How Sleep Cycles Work

Sleep isn’t one uniform state. Your brain cycles through distinct stages roughly every 80 to 100 minutes, and a typical night includes four to six of these cycles. Each cycle moves through lighter sleep, deep sleep, and REM (dreaming) sleep, though the proportion shifts as the night goes on. Earlier cycles tend to have more deep sleep, which is critical for physical recovery and immune function. Later cycles contain more REM sleep, which plays a key role in memory consolidation and emotional regulation.

This is why both duration and continuity matter.

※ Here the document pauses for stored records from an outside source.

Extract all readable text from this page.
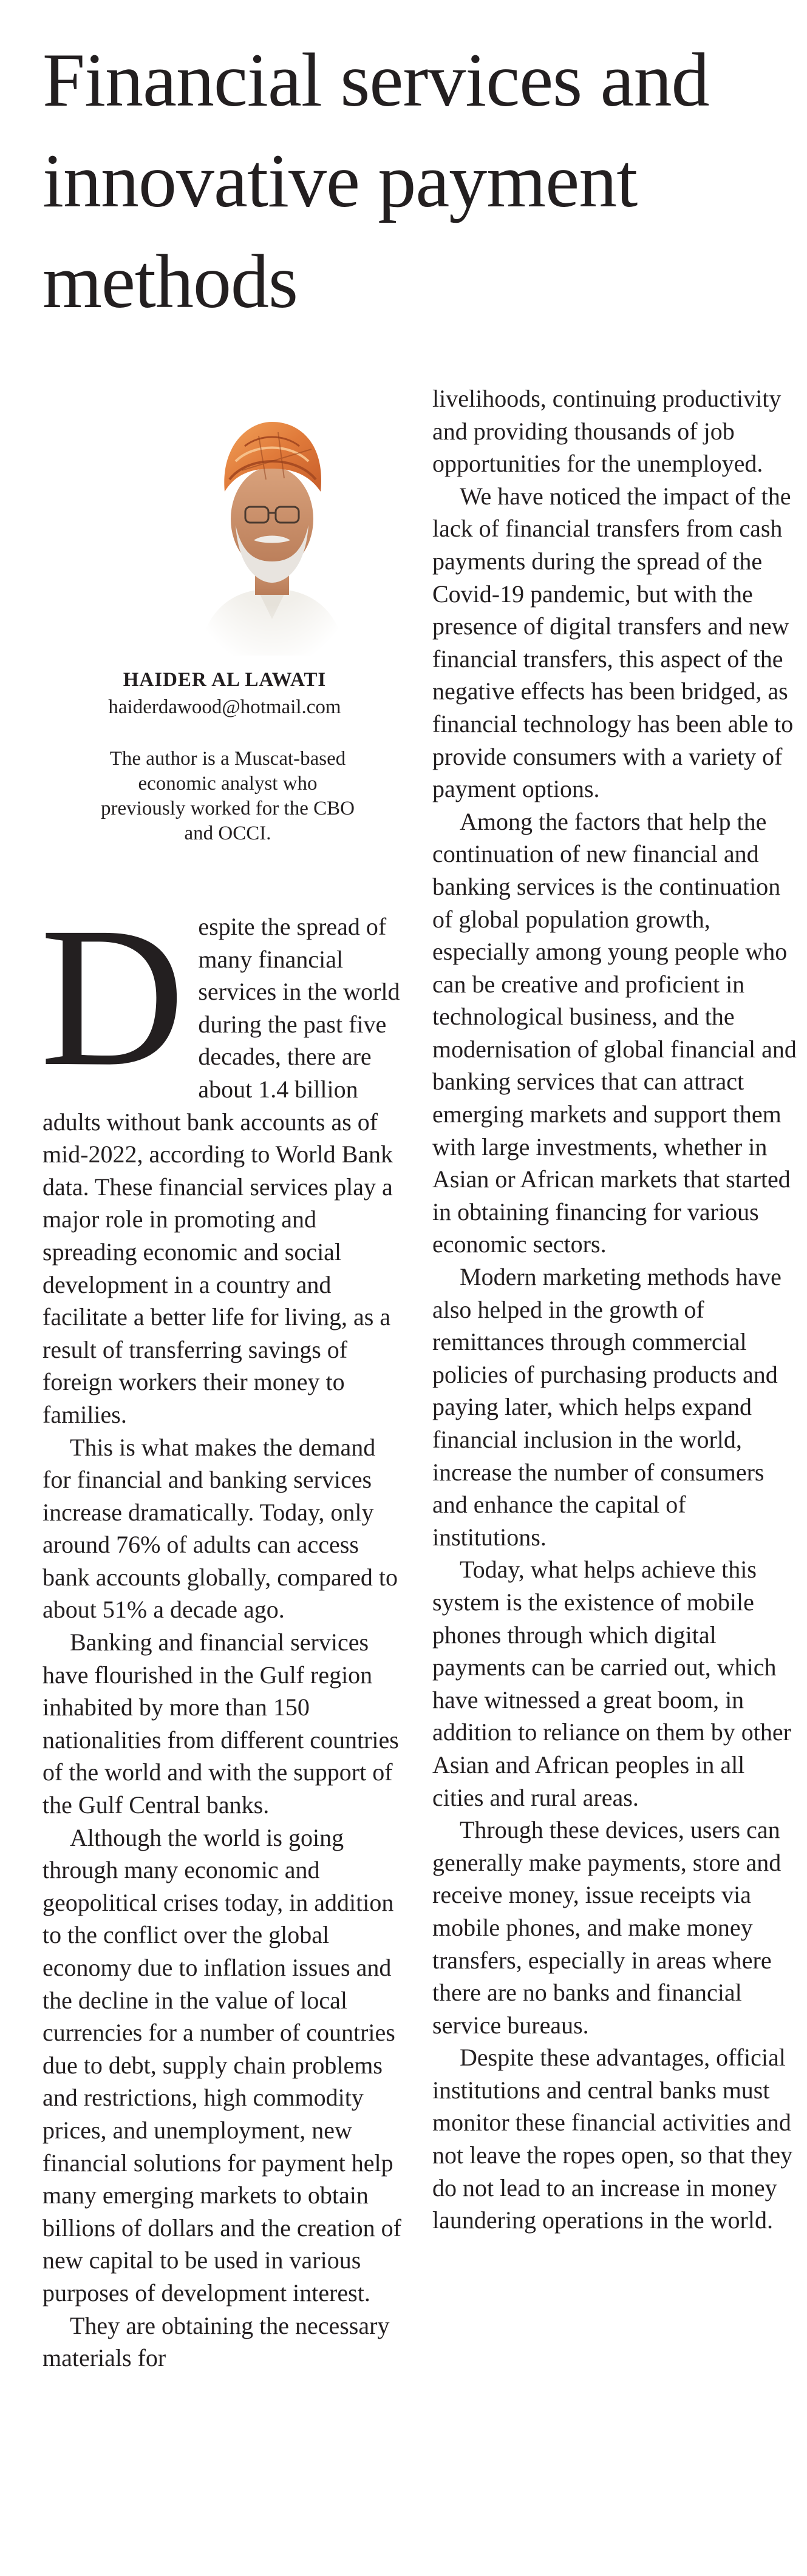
Financial services and innovative payment methods
HAIDER AL LAWATI
haiderdawood@hotmail.com
The author is a Muscat-based economic analyst who previously worked for the CBO and OCCI.

Despite the spread of many financial services in the world during the past five decades, there are about 1.4 billion adults without bank accounts as of mid-2022, according to World Bank data. These financial services play a major role in promoting and spreading economic and social development in a country and facilitate a better life for living, as a result of transferring savings of foreign workers their money to families.

This is what makes the demand for financial and banking services increase dramatically. Today, only around 76% of adults can access bank accounts globally, compared to about 51% a decade ago.

Banking and financial services have flourished in the Gulf region inhabited by more than 150 nationalities from different countries of the world and with the support of the Gulf Central banks.

Although the world is going through many economic and geopolitical crises today, in addition to the conflict over the global economy due to inflation issues and the decline in the value of local currencies for a number of countries due to debt, supply chain problems and restrictions, high commodity prices, and unemployment, new financial solutions for payment help many emerging markets to obtain billions of dollars and the creation of new capital to be used in various purposes of development interest.

They are obtaining the necessary materials for

livelihoods, continuing productivity and providing thousands of job opportunities for the unemployed.

We have noticed the impact of the lack of financial transfers from cash payments during the spread of the Covid-19 pandemic, but with the presence of digital transfers and new financial transfers, this aspect of the negative effects has been bridged, as financial technology has been able to provide consumers with a variety of payment options.

Among the factors that help the continuation of new financial and banking services is the continuation of global population growth, especially among young people who can be creative and proficient in technological business, and the modernisation of global financial and banking services that can attract emerging markets and support them with large investments, whether in Asian or African markets that started in obtaining financing for various economic sectors.

Modern marketing methods have also helped in the growth of remittances through commercial policies of purchasing products and paying later, which helps expand financial inclusion in the world, increase the number of consumers and enhance the capital of institutions.

Today, what helps achieve this system is the existence of mobile phones through which digital payments can be carried out, which have witnessed a great boom, in addition to reliance on them by other Asian and African peoples in all cities and rural areas.

Through these devices, users can generally make payments, store and receive money, issue receipts via mobile phones, and make money transfers, especially in areas where there are no banks and financial service bureaus.

Despite these advantages, official institutions and central banks must monitor these financial activities and not leave the ropes open, so that they do not lead to an increase in money laundering operations in the world.
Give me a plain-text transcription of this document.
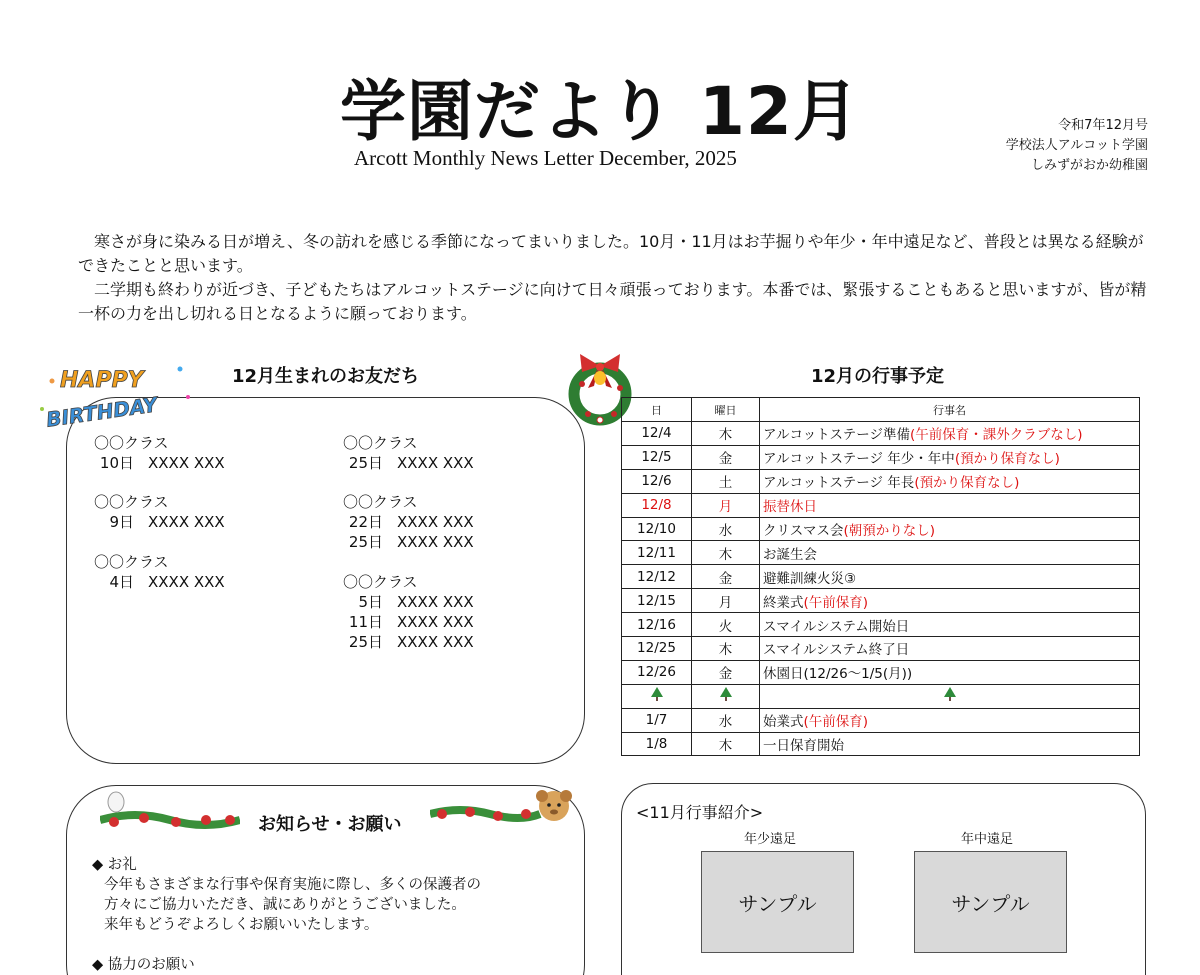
学園だより 12月
Arcott Monthly News Letter December, 2025
令和7年12月号
学校法人アルコット学園
しみずがおか幼稚園

寒さが身に染みる日が増え、冬の訪れを感じる季節になってまいりました。10月・11月はお芋掘りや年少・年中遠足など、普段とは異なる経験ができたことと思います。

二学期も終わりが近づき、子どもたちはアルコットステージに向けて日々頑張っております。本番では、緊張することもあると思いますが、皆が精一杯の力を出し切れる日となるように願っております。

HAPPY
BIRTHDAY
12月生まれのお友だち
〇〇クラス
10日 XXXX XXX
〇〇クラス
9日 XXXX XXX
〇〇クラス
4日 XXXX XXX
〇〇クラス
25日 XXXX XXX
〇〇クラス
22日 XXXX XXX
25日 XXXX XXX
〇〇クラス
5日 XXXX XXX
11日 XXXX XXX
25日 XXXX XXX
12月の行事予定
日	曜日	行事名
12/4	木	アルコットステージ準備(午前保育・課外クラブなし)
12/5	金	アルコットステージ 年少・年中(預かり保育なし)
12/6	土	アルコットステージ 年長(預かり保育なし)
12/8	月	振替休日
12/10	水	クリスマス会(朝預かりなし)
12/11	木	お誕生会
12/12	金	避難訓練火災③
12/15	月	終業式(午前保育)
12/16	火	スマイルシステム開始日
12/25	木	スマイルシステム終了日
12/26	金	休園日(12/26〜1/5(月))

1/7	水	始業式(午前保育)
1/8	木	一日保育開始
お知らせ・お願い
◆ お礼
今年もさまざまな行事や保育実施に際し、多くの保護者の
方々にご協力いただき、誠にありがとうございました。
来年もどうぞよろしくお願いいたします。
◆ 協力のお願い
<11月行事紹介>
年少遠足
サンプル
年中遠足
サンプル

Sleeping 7 hours in one unbroken stretch gives your brain time to complete four or five full cycles. Sleeping 7 hours broken into fragments, whether from a snoring partner, a newborn, or frequent bathroom trips, can leave you short on the later-stage REM sleep your brain needs most. If you feel unrested despite spending enough total time in bed, fragmented sleep is a common culprit.

Finding Your Ideal Number

The 7-hour minimum is a population-level guideline, not a precision target for every individual. Your personal need falls somewhere in the recommended range for your age, and the best way to find it is to pay attention to how you feel. A few signs you’re not getting enough:

  • You rely on an alarm. If you can’t wake up without one, or you hit snooze repeatedly, your body is asking for more time.
  • You crash in the afternoon. A slight dip in alertness after lunch is normal. Struggling to keep your eyes open by 2 p.m. is not.
  • You fall asleep instantly. Drifting off within a minute or two of lying down sounds efficient, but it typically signals sleep debt. A well-rested person takes about 10 to 20 minutes to fall asleep.
  • You sleep far longer on weekends. Needing two or three extra hours on days off suggests you’re running a deficit during the week.

If you want to test your true need, try a two-week experiment during a period without major obligations. Go to bed when you feel sleepy, wake up without an alarm, and track how many hours you naturally sleep once the initial “catch-up” phase passes. Most adults land between 7 and 9 hours. Whatever your number turns out to be, consistency matters as much as duration. Going to bed and waking up at roughly the same time every day, including weekends, reinforces your body’s internal clock and makes it easier to fall asleep and wake up feeling alert.